#Collaborative Filtering (User-Item Matrix)

In [110]:
import pandas as pd
import numpy as np
from sklearn.model_selection import train_test_split
from sklearn.neighbors import NearestNeighbors
from sklearn.metrics.pairwise import cosine_similarity
from scipy.sparse import csr_matrix
from collections import Counter
from IPython.display import display


In [111]:
# Load datasets
df = pd.read_csv("/content/movies.csv")
ratings_df = pd.read_csv("/content/ratings.csv")

In [112]:
# Merge ratings with movie titles
ratings_with_titles = pd.merge(ratings_df, df[['movieId', 'title']], on='movieId', how='left')

# Split into train/test
train_data, test_data = train_test_split(ratings_with_titles, test_size=0.2, random_state=42)


In [113]:
# Create mappings
unique_users = train_data['userId'].unique()
unique_movies = train_data['movieId'].unique()

In [114]:
user_to_index = {uid: idx for idx, uid in enumerate(unique_users)}
index_to_user = {idx: uid for uid, idx in user_to_index.items()}
movie_to_index = {mid: idx for idx, mid in enumerate(unique_movies)}
index_to_movie = {idx: mid for mid, idx in movie_to_index.items()}

In [115]:
# Create user-item sparse matrix for training
train_matrix = csr_matrix((
    train_data['rating'],
    (
        train_data['userId'].map(user_to_index),
        train_data['movieId'].map(movie_to_index)
    )
))


In [116]:
# Train KNN model
def train_knn_model(matrix, n_neighbors=10):
    model = NearestNeighbors(metric="cosine", algorithm="brute", n_neighbors=n_neighbors)
    model.fit(matrix)
    return model

In [117]:
# Recommend top N movies
def recommend_movies(user_id, knn_model, train_matrix, n_recommendations=5):
    if user_id not in user_to_index:
        return []

    user_idx = user_to_index[user_id]
    distances, indices = knn_model.kneighbors(train_matrix[user_idx], n_neighbors=knn_model.n_neighbors)
    similar_users = indices.flatten()[1:]

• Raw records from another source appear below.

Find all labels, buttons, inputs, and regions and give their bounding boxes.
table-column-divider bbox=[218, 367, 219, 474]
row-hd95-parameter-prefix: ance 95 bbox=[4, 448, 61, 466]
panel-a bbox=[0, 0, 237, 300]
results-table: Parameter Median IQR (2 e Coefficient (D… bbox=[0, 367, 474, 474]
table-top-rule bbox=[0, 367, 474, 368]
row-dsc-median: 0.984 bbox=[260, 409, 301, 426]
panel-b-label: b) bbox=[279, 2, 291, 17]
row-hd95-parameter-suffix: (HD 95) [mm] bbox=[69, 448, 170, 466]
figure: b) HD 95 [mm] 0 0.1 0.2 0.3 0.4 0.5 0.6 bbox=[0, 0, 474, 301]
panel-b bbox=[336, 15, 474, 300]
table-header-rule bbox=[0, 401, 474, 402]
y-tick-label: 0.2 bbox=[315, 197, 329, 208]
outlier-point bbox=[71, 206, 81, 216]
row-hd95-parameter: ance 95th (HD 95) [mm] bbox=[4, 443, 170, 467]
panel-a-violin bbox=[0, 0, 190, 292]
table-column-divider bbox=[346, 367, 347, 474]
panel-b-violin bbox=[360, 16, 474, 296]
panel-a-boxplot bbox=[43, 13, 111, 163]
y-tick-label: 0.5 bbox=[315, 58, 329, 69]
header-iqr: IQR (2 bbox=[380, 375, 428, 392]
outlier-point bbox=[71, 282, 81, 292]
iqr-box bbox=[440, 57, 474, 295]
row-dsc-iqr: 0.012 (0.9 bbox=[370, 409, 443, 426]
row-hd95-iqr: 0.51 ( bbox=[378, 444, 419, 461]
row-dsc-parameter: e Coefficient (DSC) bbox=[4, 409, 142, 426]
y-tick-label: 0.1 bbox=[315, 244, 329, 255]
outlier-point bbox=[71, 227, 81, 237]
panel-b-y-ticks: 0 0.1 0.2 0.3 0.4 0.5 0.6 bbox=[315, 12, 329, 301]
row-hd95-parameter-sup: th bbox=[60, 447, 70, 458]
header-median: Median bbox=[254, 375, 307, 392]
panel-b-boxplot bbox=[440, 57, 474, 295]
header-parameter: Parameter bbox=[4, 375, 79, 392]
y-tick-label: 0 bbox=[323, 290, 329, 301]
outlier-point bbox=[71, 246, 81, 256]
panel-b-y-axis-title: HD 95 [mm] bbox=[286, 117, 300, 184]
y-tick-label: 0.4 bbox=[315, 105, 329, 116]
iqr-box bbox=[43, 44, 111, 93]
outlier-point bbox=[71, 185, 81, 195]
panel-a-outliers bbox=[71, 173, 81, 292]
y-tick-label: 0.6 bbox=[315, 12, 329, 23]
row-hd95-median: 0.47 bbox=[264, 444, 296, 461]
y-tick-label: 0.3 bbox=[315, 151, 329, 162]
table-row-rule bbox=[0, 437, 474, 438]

    # Gather recommendations
    movie_counter = Counter()
    for user in similar_users:
        rated = train_matrix[user].nonzero()[1]
        movie_counter.update(rated)

    # Remove already seen movies
    seen = set(train_matrix[user_idx].nonzero()[1])
    for s in seen:
        movie_counter.pop(s, None)

    # Top-N recommendations
    top_indices = [idx for idx, _ in movie_counter.most_common(n_recommendations)]
    top_movie_ids = [index_to_movie[i] for i in top_indices]
    return top_movie_ids


In [118]:
# Precision@k metric
def precision_at_k(recommended, actual, k):
    recommended = recommended[:k]
    hits = len(set(recommended) & set(actual))
    return hits / k if k > 0 else 0

In [119]:
# Evaluate KNN for different k values
def evaluate_knn_k_values(user_id, k_values, train_matrix, test_data, df_movies):
    user_actual = test_data[test_data['userId'] == user_id]['movieId'].tolist()
    if not user_actual:
        print("User has no data in the test set.")
        return

    for k in k_values:
        print(f"\n🔍 Evaluating n_neighbors = {k}")
        knn_model = train_knn_model(train_matrix, n_neighbors=k)
        recommended_ids = recommend_movies(user_id, knn_model, train_matrix, n_recommendations=5)

        precision = precision_at_k(recommended_ids, user_actual, 5)
        print(f"🎯 Precision@5: {precision:.2f}")

        recommended_titles = df_movies[df_movies['movieId'].isin(recommended_ids)][['title']]
        display(recommended_titles)


In [120]:
# Get input from user
user_input = input("Please enter your user ID: ").strip()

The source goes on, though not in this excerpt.